Hier ist das Einfamilienhaus erheblich vergrößert worden, wie sich daraus ergibt, daß der Einheitswert von 2900 DM auf 6800 DM fortgeschrieben wurde. Auf eine Vermehrung des Baubestandes weist auch die vom FG festgestellte Vergrößerung der Wohnfläche. Demnach ist also wirtschaftlich etwas Neues und anderes entstanden, das in der Erhöhung des Einheitswerts ab 1. Januar 1962 seinen steuerlichen Ausdruck gefunden hat.
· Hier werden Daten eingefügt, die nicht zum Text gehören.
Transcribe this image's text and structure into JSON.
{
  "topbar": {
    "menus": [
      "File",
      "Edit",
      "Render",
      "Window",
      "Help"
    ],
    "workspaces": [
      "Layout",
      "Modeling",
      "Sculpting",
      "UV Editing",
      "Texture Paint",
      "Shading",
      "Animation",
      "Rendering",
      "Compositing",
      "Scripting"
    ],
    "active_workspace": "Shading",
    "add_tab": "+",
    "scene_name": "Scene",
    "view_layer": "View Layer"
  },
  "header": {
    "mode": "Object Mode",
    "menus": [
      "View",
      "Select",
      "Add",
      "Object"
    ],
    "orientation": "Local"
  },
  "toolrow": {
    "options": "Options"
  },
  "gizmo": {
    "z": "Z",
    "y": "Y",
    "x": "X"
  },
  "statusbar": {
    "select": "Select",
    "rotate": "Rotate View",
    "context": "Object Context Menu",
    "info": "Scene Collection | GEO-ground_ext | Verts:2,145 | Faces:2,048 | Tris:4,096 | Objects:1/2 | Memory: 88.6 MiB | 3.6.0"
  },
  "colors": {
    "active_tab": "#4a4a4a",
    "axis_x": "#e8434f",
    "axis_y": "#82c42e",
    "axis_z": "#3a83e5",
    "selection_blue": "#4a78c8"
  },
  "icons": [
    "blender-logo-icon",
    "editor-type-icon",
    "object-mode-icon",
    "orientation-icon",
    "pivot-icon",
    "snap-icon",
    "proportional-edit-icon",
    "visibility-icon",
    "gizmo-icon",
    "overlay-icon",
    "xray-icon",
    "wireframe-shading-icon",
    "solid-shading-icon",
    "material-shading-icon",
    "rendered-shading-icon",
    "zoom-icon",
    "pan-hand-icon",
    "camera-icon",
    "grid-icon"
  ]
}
Das angefochtene Urteil, dem eine andere Rechtsauffassung zugrunde liegt, ist aufzuheben. Die Sache wird an das FG zurückverwiesen, das prüfen muß, wie weit etwa mit dem Darlehen auch ein Umbau innerhalb des Altbestandes finanziert worden ist. Die auf diesen Darlehensteil entfallenden Zinsen können nicht abgezogen werden.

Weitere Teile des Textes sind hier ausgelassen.